Kemper Isely: Well, the demographic that's income constrained has pulled back. And that's where you're losing customers right now. They're just nervous, and their paychecks aren't keeping up with the rate of inflation, and they're looking for as inexpensive of alternatives as they possibly can find. And so that's where you...

Scott Mushkin: Is there an age where we've lost customers right now?

Kemper Isely: Have you seen an age reflection there? We've seen some data that, you know, suggests that the younger households are the most impacted, or you guys not really seeing that?

Kemper Isely: Not really. I mean, there's a definite, you know, if they're income constrained, then there's they're pulling back.

Scott Mushkin: Right. Does that make sense too?

Richard Helle: Yeah. But with demographic wise, I mean, you know, great data. We haven't seen sort of a shift in our demographics from third-party data that we get. So nothing material there. And I think that, you know, the shrinking basket that we've been seeing is really all around sort of cautious consumers were very much seeking value. And, you know, the pullback that we've seen is not been in our Empower customers, but our less engaged customers.

Scott Mushkin: Okay. Alright, guys. That's our customers actually were really robust.

Kemper Isely: Yeah. In this tough environment out there, so I was glad to see the numbers you put. So, anyway, alrighty. Appreciate it.

Scott Mushkin: Thanks, Scott.

Operator: The next question will come from Chuck Cerankosky with Northcoast Research. Please go ahead.

Chuck Cerankosky: Good afternoon, everyone. I wanna dive in a little bit on the new store opening program for this year. You've got six to eight new openings. You've done one relo. So far. Now that would that would count as a new opening and a closure. Any net closures for the year and what's your definition of a relo and a remodel? Are they are they coincident events as we as we look at the storing? Program for this year?

Kemper Isely: No. We've had the one close we had a one closure in our Austin Arbor store in Texas in October, and we don't we won't have any more closures this year. Probably not any next year either. Anyway, the one relocation, that's a relocation. So we'll have 68 actual new stores then. One, three relocations or remodels. This year. So overall, be from eight to 11, I mean, six ninth Yeah. Think about that. The eight to 11 actual remodel moves and new stores.

Chuck Cerankosky: Okay. That's helpful. And as you're talking about the three strongest categories, which tend to be some of the more expensive purchases, how does that square with the cautious consumer? Or is that reflected in the reduction in the items per basket?

Kemper Isely: Well, supplements, which is our highest margin category, had a slight decline in sales for the quarter, but there was zero inflation in the supplement sector, which kind of explains the decline in the category. So we had a slight very slight drop in items sold in the supplementary because we had zero inflation in that category. Our other I would guess, what would the other ones be that you would Body care. Body care was similar. And grocery, we actually had good growth.

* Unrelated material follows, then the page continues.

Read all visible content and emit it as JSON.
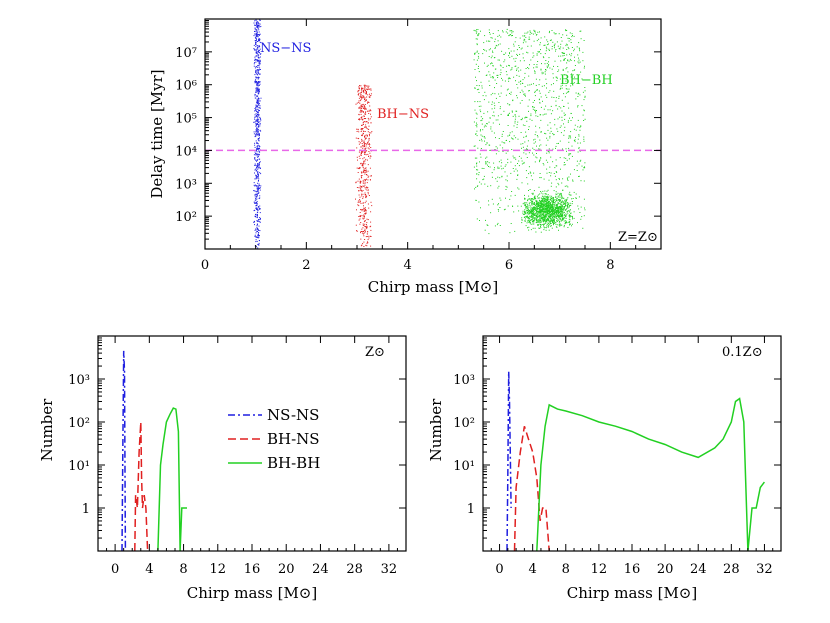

Chuck Cerankosky: Growth in units?

Kemper Isely: Yes.

Chuck Cerankosky: K. Great.

Kemper Isely: Yes. I mean, yeah, it was it was definitely body care and supplements where we saw the biggest decline in units. Then also household items.

Chuck Cerankosky: Okay. And with the and with supplements being up? A high gross margin category that showed up in the overall p and l then?

Kemper Isely: Yes. It did.

Chuck Cerankosky: It had a slight impact.

Kemper Isely: But, I mean, overall, our cash register ring margin was flat for the quarter. So we got we had some pickup in margin in some of the other categories.

Operator: Thank you. This concludes our question-and-answer session. I would like to turn the conference back over to Mr. Kemper Isely for any closing remarks. Please go ahead.

Kemper Isely: Thank you for joining us. We are committed to our differentiated business model of offering high-quality natural and organic products at always affordable prices. And we are confident in our ability to continue to drive profitable long-term growth and enhance value for all our stakeholders. Thank you, and have a great day.

Operator: Bye now. The conference has now concluded. Thank you for attending today's presentation. You may now disconnect.